This repository contains the scripts to reproduce the analysis and the figures of this paper (DOI): https://doi.org/10.1101/2022.03.04.482992
It is divided in the following sections:
- cellranger: Processing of 119 10x samples (libraries) from Jerber et al.2021
- demuxlet: It deconvolutes the donor origin of pooled lines by generating a VCF with the common biallelic variants (gnomad, >5%) from HipSci lines (genotype data).
- singleCellProcessing: Using the Scanpy platform (Python 3.7.3), we merged the data, performed dimensionality reduction, batch correction, clustering and annotate them. h5 objects are deposited in https://zenodo.org/record/6079122#.Yj4p7S2l1QI
- analysis: It includes the scripts that analyse the impact of somatic variants in the pooled dopaminergic differentiation profiled at days 11, 30 and 52. It generates all the intermediate tables necessary to reproduce the main and supplementary figures. We included the input files required to run the array jobs.
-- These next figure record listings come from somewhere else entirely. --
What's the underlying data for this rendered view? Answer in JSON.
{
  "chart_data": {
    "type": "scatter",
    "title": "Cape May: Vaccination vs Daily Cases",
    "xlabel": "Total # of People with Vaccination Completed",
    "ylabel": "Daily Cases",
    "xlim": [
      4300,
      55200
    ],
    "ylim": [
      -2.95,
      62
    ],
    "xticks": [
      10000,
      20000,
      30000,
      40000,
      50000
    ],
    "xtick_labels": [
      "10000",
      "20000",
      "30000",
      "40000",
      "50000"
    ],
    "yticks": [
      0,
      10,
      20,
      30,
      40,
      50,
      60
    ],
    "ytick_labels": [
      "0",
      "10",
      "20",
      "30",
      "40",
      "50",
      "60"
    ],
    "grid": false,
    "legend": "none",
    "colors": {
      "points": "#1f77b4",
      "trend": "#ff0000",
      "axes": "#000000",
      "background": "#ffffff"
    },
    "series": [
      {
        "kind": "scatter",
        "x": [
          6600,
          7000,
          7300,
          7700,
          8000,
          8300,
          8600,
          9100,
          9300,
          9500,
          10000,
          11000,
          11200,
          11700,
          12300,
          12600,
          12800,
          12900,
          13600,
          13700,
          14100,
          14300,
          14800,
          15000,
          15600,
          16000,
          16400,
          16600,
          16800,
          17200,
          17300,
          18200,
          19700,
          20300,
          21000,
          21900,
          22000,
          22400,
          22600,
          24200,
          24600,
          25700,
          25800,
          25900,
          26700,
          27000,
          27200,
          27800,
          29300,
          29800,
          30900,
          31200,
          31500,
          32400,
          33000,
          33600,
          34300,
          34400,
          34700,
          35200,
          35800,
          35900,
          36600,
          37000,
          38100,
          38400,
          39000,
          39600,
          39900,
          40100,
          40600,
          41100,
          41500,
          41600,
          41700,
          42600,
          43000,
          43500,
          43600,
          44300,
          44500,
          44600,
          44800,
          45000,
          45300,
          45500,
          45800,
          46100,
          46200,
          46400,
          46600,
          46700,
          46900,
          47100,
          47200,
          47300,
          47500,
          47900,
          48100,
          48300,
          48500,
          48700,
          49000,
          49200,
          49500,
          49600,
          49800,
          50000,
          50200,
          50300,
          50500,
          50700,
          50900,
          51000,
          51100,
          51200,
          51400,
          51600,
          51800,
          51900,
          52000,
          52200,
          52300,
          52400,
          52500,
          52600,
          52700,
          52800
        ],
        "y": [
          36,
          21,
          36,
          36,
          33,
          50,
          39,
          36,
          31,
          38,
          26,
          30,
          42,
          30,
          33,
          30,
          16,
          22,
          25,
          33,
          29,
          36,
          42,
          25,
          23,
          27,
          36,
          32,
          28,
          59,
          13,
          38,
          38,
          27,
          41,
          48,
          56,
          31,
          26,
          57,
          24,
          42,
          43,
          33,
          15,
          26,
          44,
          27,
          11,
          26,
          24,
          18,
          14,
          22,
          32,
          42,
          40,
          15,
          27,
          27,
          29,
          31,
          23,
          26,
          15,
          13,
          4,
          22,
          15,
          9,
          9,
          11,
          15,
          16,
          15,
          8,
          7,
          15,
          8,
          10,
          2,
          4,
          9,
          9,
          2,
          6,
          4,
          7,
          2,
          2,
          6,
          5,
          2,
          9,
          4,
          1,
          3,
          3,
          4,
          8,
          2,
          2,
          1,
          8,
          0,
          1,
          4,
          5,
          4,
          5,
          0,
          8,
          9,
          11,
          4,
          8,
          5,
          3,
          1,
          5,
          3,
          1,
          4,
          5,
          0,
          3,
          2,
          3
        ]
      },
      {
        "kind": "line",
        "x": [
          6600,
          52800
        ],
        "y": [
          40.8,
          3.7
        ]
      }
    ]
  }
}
In the main directory, there are also those scripts:
- commands.sh: indicates the order to run the entire pipeline and be able to reproduce the main figures (figure*.R) and the supplementary figures (suppFigure*.R) of the paper.
- libraryInstall.R: contains the list of required R packages to run the data analysis and to reproduce the figures of the paper.
- functionsToImport.R: list of functions to be imported to reproduce figures.
- suppTabs/: Folder with the supplementary tables (tab-separated values).